Why where the contractors not told to use alternative stacks that are well known and well supported by the wikimedia employees, which will eventually have to support the stack anyway?

I know they are open source, and they are great tools. But using something like S3 instead of OpenStack Swift, I understand, and it won't be as problematic to change if needed. But Postgres and Redis won't be easy to change in an existing application -as our own years of migration showed T212129-, and goes completely opposite what the rest of the organization has been working for years, having obvious alternatives.

Are people aware that we will have to double our staff, services (monitoring, backups, support) and automation, every time a new technology (not matter how good it is) is introduced? Were people in SRE, Security, Performance, etc. consulted about this?
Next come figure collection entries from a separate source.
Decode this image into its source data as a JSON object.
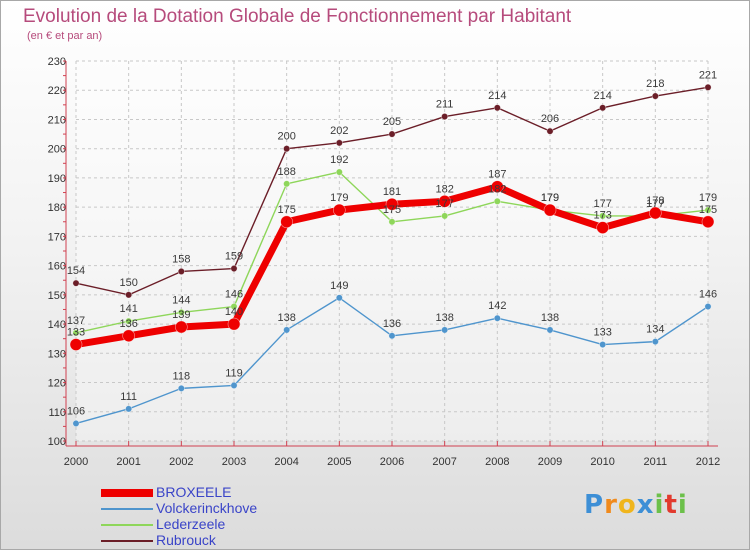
{
  "chart_data": {
    "type": "line",
    "title": "Evolution de la Dotation Globale de Fonctionnement par Habitant",
    "subtitle": "(en € et par an)",
    "xlabel": "",
    "ylabel": "",
    "ylim": [
      100,
      230
    ],
    "yticks": [
      100,
      110,
      120,
      130,
      140,
      150,
      160,
      170,
      180,
      190,
      200,
      210,
      220,
      230
    ],
    "grid": true,
    "x": [
      "2000",
      "2001",
      "2002",
      "2003",
      "2004",
      "2005",
      "2006",
      "2007",
      "2008",
      "2009",
      "2010",
      "2011",
      "2012"
    ],
    "series": [
      {
        "name": "BROXEELE",
        "color": "#ee0000",
        "values": [
          133,
          136,
          139,
          140,
          175,
          179,
          181,
          182,
          187,
          179,
          173,
          178,
          175
        ]
      },
      {
        "name": "Volckerinckhove",
        "color": "#4f95cd",
        "values": [
          106,
          111,
          118,
          119,
          138,
          149,
          136,
          138,
          142,
          138,
          133,
          134,
          146
        ]
      },
      {
        "name": "Lederzeele",
        "color": "#8ed65a",
        "values": [
          137,
          141,
          144,
          146,
          188,
          192,
          175,
          177,
          182,
          179,
          177,
          177,
          179
        ]
      },
      {
        "name": "Rubrouck",
        "color": "#6b1e28",
        "values": [
          154,
          150,
          158,
          159,
          200,
          202,
          205,
          211,
          214,
          206,
          214,
          218,
          221
        ]
      }
    ]
  },
  "logo": {
    "letters": [
      "P",
      "r",
      "o",
      "x",
      "i",
      "t",
      "i"
    ],
    "colors": [
      "#3d8fd6",
      "#f08a1c",
      "#f0b51c",
      "#3d8fd6",
      "#6cc04a",
      "#e23a2e",
      "#6cc04a"
    ]
  }
}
If this is a small-sized project, then why was a new technology used, given any small sized one has lots of flexibility about underlying tech? If this is a large-sized project, why was a new technology used, given it will take lots of effort to migrate away to a supported tech?

RBrounley (WMF) (talkcontribs)

Thanks for popping on here - you have good points and it’s definitely something we are considering as we expand the project further.

Redis/Postgres were chosen because we were starting from 0 here and building this separate of the WMF stack on a different service. To add some transparency on the decision-making, the external contractors had a proficiency on Redis/Postgres hence why we went that direction - it was quick and efficient to start building. Representatives from SRE, Core Platform, Architecture, and Data Engineering have been in loop and key members of our technical decision making as part of our every 6-week technical committee. We also host office hours to WMF staff every two weeks, which you are encouraged to attend, and have had plenty of good feedback there. As of now, this is still a prototype building around a potential business case that we’re still exploring and frankly we still maintain a lot of flexibility with what we have built - compared to the scale of mediawiki, this is small potatoes still.

In terms of staffing, we don’t anticipate doubling the staff to support this - the current plan is to add support staff as appropriate on Wikimedia Enterprise that works with WMF SRE in some capacity (we are still ironing out the exact details with leadership) as it is in the spirit of having this service remain separate to everything else but still in the Wikimedia orbit. But oversight is good and we’ve taken steps to get more of that, I am personally welcome to as much as possible - if you would like to join in, I’m happy to have your voice around our work - we can discuss more at the next office hours.

JCrespo (WMF) (talkcontribs)

The documentation stated/I read between notes that "we are using contractors for a first phase". Absolutely no issue with that. The worries is that, at some point, the contractors will go away and, like many times happened in the past, the employees will have to handle the load. My concerns are not "our stack is the best" (it is not!:-D), but "supporting a completely different parallel stack". Things like alerting workflow, containers, backups, configuration management, tracking system, orchestration, security incidents workflow, etc. that exist around the core development are many times shared between even separate realms and teams such as wiki production, fundraising, analytics, cloud and office IT. This helps us work better and faster- even if it takes a bit more to start up- and there is always expertise somewhere to help you be productive.

Given "this is still a prototype", wouldn't be wise to encourage them to use similar technologies than the rest of the organization (even if it is a separate organization) when possible, to reduce overhead of technology proliferation and long term maintenance costs? I am not asking them to use PHP or stop using S3, or have a list of preapproved technologies -just avoiding technology and workflow overhead when possible, specially for things such as caching and relational databases, and specially the things I mentioned above (high level workflows) before it is too late to change them. That is my only feedback.

Particularly, both redis and postgres work nicely in small numbers, but they tend to not scale -operationally- in high numbers (long term, with geographic redundancy, upgrade cycle).